The IOA's grouse is that the ministry has taken advantage of this practice to the extent that it has asserted before the courts that the government can enforce the Sports Code on the national sports apex body on the ground that it receives grants from it.
The IOA, which has been at loggerheads for some time with the government on the implementation of the Sports Code, said that it was mulling asking the Ministry to disburse the expenses to be incurred by the athletes taking part in multi-sporting events directly to them individually and not through it.
"It's a misleading practice. Whatever grants the ministry used to show in the government circulars are only meant for the expenses incurred by the athletes for taking part in multi-sporting events. How can it be called a grant to the IOA?" asked the IOA Secretary General Rajeev Mehta.
"IOA does not get any single penny and benefit from the so-called grants of Sports Ministry. Everybody knows all these flight bookings and other arrangements are done by private agencies and IOA is just an intermediary," he said.
Mehta said that it had already written to the Sports
Ministry to stop this practice six months back and the House of the IOA endorsed the move in its Annual General Meeting held in Guwahati on December 23.
"The Sports Ministry claims before courts that since the IOA was getting grants from the government, the Sports Code should be applied to the IOA. We are not getting any grant from the government and we are bound by the Olympic Charter. So, the House decided in the Guwahati AGM that we have to tell the government to stop this practice," he said.
The flashpoint of the simmering tension between the IOA and the Sports Ministry was on the issue of the implementation of the tenure guidelines of the Sports Code, which has led to the government threatening de-recognition of the All India Tennis Association (AITA) and Judo Federation of India.
The Sports Ministry had told the AITA and JFI that the election of Anil Khanna and Mukesh Kumar as chiefs of their respective federations were not valid as they did not serve a cooling period of four years before becoming Presidents.
Khanna, also an IOA Treasurer, and Kumar served as secretaries for two consecutive terms before becoming presidents. Remaining defiant, the duo have said that the government has 'wrongly' interpreted the tenure provision and the guidelines of mandatory colling-off period do not apply to a Secretary becoming a President.
Mehta said from now onwards, the IOA will give bank accounts and other details of the participating athletes to the Sports Ministry so that the government could make the necessary arrangements.
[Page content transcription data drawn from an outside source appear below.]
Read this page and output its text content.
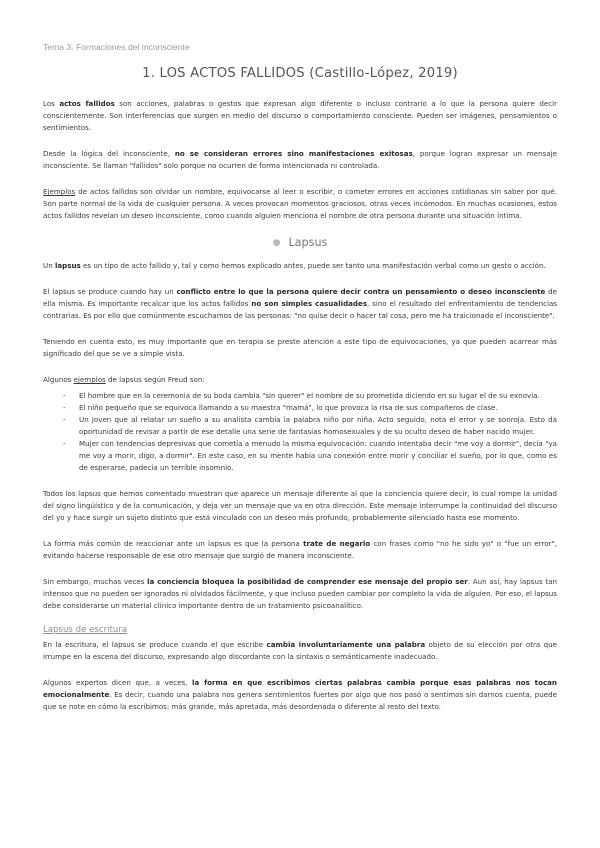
Tema 3. Formaciones del inconsciente
1. LOS ACTOS FALLIDOS (Castillo-López, 2019)

Los actos fallidos son acciones, palabras o gestos que expresan algo diferente o incluso contrario a lo que la persona quiere decir conscientemente. Son interferencias que surgen en medio del discurso o comportamiento consciente. Pueden ser imágenes, pensamientos o sentimientos.

Desde la lógica del inconsciente, no se consideran errores sino manifestaciones exitosas, porque logran expresar un mensaje inconsciente. Se llaman "fallidos" solo porque no ocurren de forma intencionada ni controlada.

Ejemplos de actos fallidos son olvidar un nombre, equivocarse al leer o escribir, o cometer errores en acciones cotidianas sin saber por qué. Son parte normal de la vida de cualquier persona. A veces provocan momentos graciosos, otras veces incómodos. En muchas ocasiones, estos actos fallidos revelan un deseo inconsciente, como cuando alguien menciona el nombre de otra persona durante una situación íntima.

● Lapsus

Un lapsus es un tipo de acto fallido y, tal y como hemos explicado antes, puede ser tanto una manifestación verbal como un gesto o acción.

El lapsus se produce cuando hay un conflicto entre lo que la persona quiere decir contra un pensamiento o deseo inconsciente de ella misma. Es importante recalcar que los actos fallidos no son simples casualidades, sino el resultado del enfrentamiento de tendencias contrarias. Es por ello que comúnmente escuchamos de las personas: "no quise decir o hacer tal cosa, pero me ha traicionado el inconsciente".

Teniendo en cuenta esto, es muy importante que en terapia se preste atención a este tipo de equivocaciones, ya que pueden acarrear más significado del que se ve a simple vista.

Algunos ejemplos de lapsus según Freud son:

- El hombre que en la ceremonia de su boda cambia "sin querer" el nombre de su prometida diciendo en su lugar el de su exnovia.
- El niño pequeño que se equivoca llamando a su maestra "mamá", lo que provoca la risa de sus compañeros de clase.
- Un joven que al relatar un sueño a su analista cambia la palabra niño por niña. Acto seguido, nota el error y se sonroja. Esto da oportunidad de revisar a partir de ese detalle una serie de fantasías homosexuales y de su oculto deseo de haber nacido mujer.
- Mujer con tendencias depresivas que cometía a menudo la misma equivocación: cuando intentaba decir "me voy a dormir", decía "ya me voy a morir, digo, a dormir". En este caso, en su mente había una conexión entre morir y conciliar el sueño, por lo que, como es de esperarse, padecía un terrible insomnio.

Todos los lapsus que hemos comentado muestran que aparece un mensaje diferente al que la conciencia quiere decir, lo cual rompe la unidad del signo lingüístico y de la comunicación, y deja ver un mensaje que va en otra dirección. Este mensaje interrumpe la continuidad del discurso del yo y hace surgir un sujeto distinto que está vinculado con un deseo más profundo, probablemente silenciado hasta ese momento.

La forma más común de reaccionar ante un lapsus es que la persona trate de negarlo con frases como "no he sido yo" o "fue un error", evitando hacerse responsable de ese otro mensaje que surgió de manera inconsciente.

Sin embargo, muchas veces la conciencia bloquea la posibilidad de comprender ese mensaje del propio ser. Aun así, hay lapsus tan intensos que no pueden ser ignorados ni olvidados fácilmente, y que incluso pueden cambiar por completo la vida de alguien. Por eso, el lapsus debe considerarse un material clínico importante dentro de un tratamiento psicoanalítico.

Lapsus de escritura

En la escritura, el lapsus se produce cuando el que escribe cambia involuntariamente una palabra objeto de su elección por otra que irrumpe en la escena del discurso, expresando algo discordante con la sintaxis o semánticamente inadecuado.

Algunos expertos dicen que, a veces, la forma en que escribimos ciertas palabras cambia porque esas palabras nos tocan emocionalmente. Es decir, cuando una palabra nos genera sentimientos fuertes por algo que nos pasó o sentimos sin darnos cuenta, puede que se note en cómo la escribimos: más grande, más apretada, más desordenada o diferente al resto del texto.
"If Sports Ministry is taking advantage of something we do for the athletes from which we do not get any monetary benefit and they (ministry) are using it as a means to enforce the Sports Code to us, then we will henceforth give the bank accounts and other details of the athletes to them (ministry) so that they can make the arrangements," the IOA Secretary General said.
Mehta said that many items in the circulars of the Sports Ministry about grants to the National Sports Federations were only meant for the training of the athletes and the NSFs themselves don't get any benefit.